Di negara ini yang masih belum mendapatkan manfaat dari implementasi penuh sekularisme yang disyaratkan oleh Konstitusinya, konsep agama tentang “dosa”, “pengampunan” dan “hukuman” sering dikacaukan dengan konsep hukum “kejahatan”, “kekebalan”, dan “kekebalan”. “hukuman” yang merugikan keadilan dan kasih sayang.

Untuk lebih jelasnya, menurut saya ada kebijaksanaan dalam konsep moralitas agama. Namun, saya juga tidak setuju bahwa konsep dan hukum sekuler adalah “amoral”. Pemahaman saya tentang sekularisme adalah bahwa negara yang beragam agama dan non-agama ini telah menyepakati jaminan dan batasan tertentu mengenai apa yang bisa dan tidak bisa kita lakukan satu sama lain. Kesepakatan ini didasarkan pada pemahaman bahwa tanpa kesepakatan dan batasan bersama ini, tidak seorang pun di antara kita dapat menjalani kehidupan moral yang diinginkan sebagian besar dari kita.

Dosa si pengganggu

Izinkan saya memberi Anda sebuah contoh ketika konsep dosa menghalangi hak dan kasih sayang. Tidak masalah bagi saya apakah Kadet Cudia benar-benar berbohong tentang alasan dia terlambat dua menit masuk kelas di Akademi Militer Filipina (PMA). Sejak awal, bagiku, entah dia berbohong atau tidak, mencabut kehormatan dan gelarnya adalah tindakan yang kejam dan sederhana.

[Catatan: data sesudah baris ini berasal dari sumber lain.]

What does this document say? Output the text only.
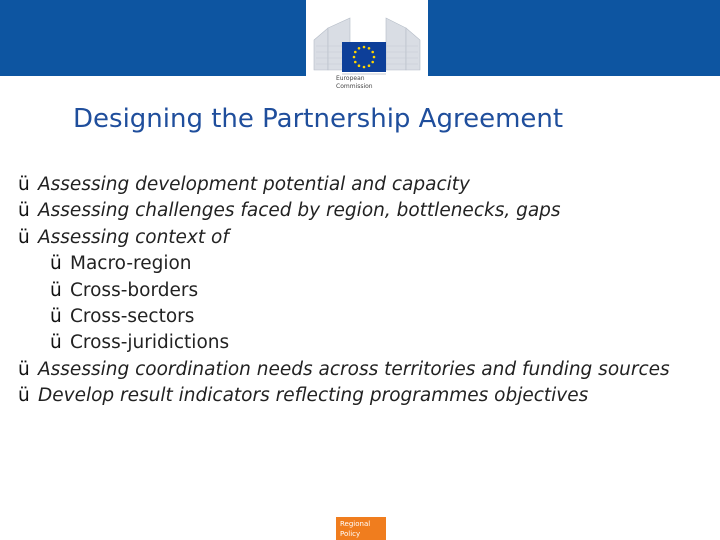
European
Commission
Designing the Partnership Agreement
ü Assessing development potential and capacity
ü Assessing challenges faced by region, bottlenecks, gaps
ü Assessing context of
ü Macro-region
ü Cross-borders
ü Cross-sectors
ü Cross-juridictions
ü Assessing coordination needs across territories and funding sources
ü Develop result indicators reflecting programmes objectives
Regional
Policy
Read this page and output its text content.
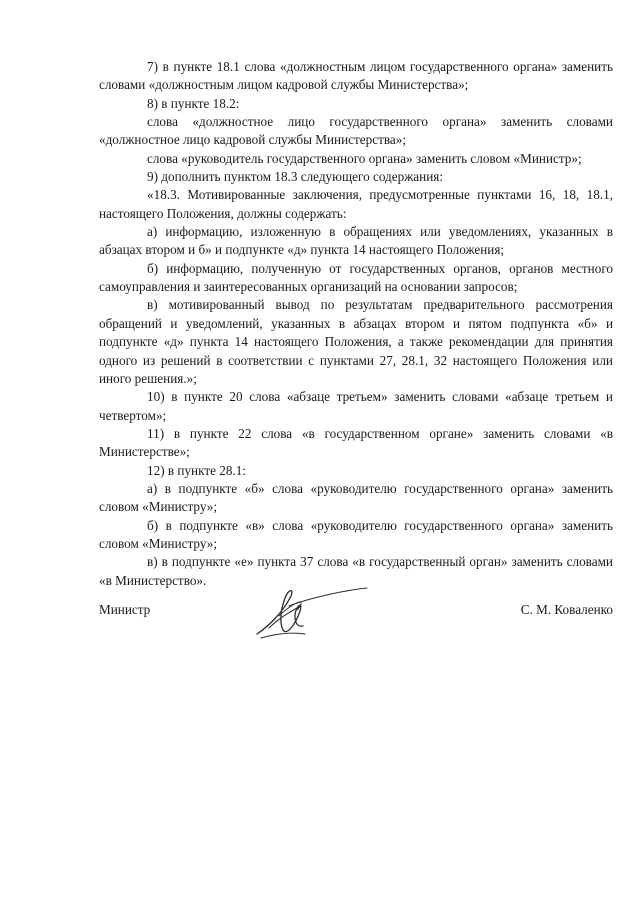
7) в пункте 18.1 слова «должностным лицом государственного органа» заменить словами «должностным лицом кадровой службы Министерства»;

8) в пункте 18.2:

слова «должностное лицо государственного органа» заменить словами «должностное лицо кадровой службы Министерства»;

слова «руководитель государственного органа» заменить словом «Министр»;

9) дополнить пунктом 18.3 следующего содержания:

«18.3. Мотивированные заключения, предусмотренные пунктами 16, 18, 18.1, настоящего Положения, должны содержать:

а) информацию, изложенную в обращениях или уведомлениях, указанных в абзацах втором и б» и подпункте «д» пункта 14 настоящего Положения;

б) информацию, полученную от государственных органов, органов местного самоуправления и заинтересованных организаций на основании запросов;

в) мотивированный вывод по результатам предварительного рассмотрения обращений и уведомлений, указанных в абзацах втором и пятом подпункта «б» и подпункте «д» пункта 14 настоящего Положения, а также рекомендации для принятия одного из решений в соответствии с пунктами 27, 28.1, 32 настоящего Положения или иного решения.»;

10) в пункте 20 слова «абзаце третьем» заменить словами «абзаце третьем и четвертом»;

11) в пункте 22 слова «в государственном органе» заменить словами «в Министерстве»;

12) в пункте 28.1:

а) в подпункте «б» слова «руководителю государственного органа» заменить словом «Министру»;

б) в подпункте «в» слова «руководителю государственного органа» заменить словом «Министру»;

в) в подпункте «е» пункта 37 слова «в государственный орган» заменить словами «в Министерство».

Министр	С. М. Коваленко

Ternyata, Komisi Hak Asasi Manusia kita menyatakan bahwa hak-haknya telah dilanggar karena proses pengambilan keputusan, bahkan menurut standar PMA sendiri, cacat. Satu-satunya alasan mengapa seseorang dapat memutuskan untuk menghukum Cudia dengan sangat keras adalah karena kebohongan ini dianggap oleh PMA sebagai indikasi dari seluruh sifatnya (berdosa). Konsep keberdosaan yang melekat pada diri seseorang telah menjadi dasar dari banyak penindasan, seperti ketika individu lesbian, gay, biseksual, dan transgender diintimidasi di sekolah. Demikian pula, fasis (berlawanan dengan organisasi yang berdisiplin profesional) sering kali memiliki subkultur yang menekankan kepatuhan dibandingkan pemikiran kritis, yang dibenarkan oleh standar moral yang mustahil dan belum teruji (tidak pernah berbohong, selalu mematuhi).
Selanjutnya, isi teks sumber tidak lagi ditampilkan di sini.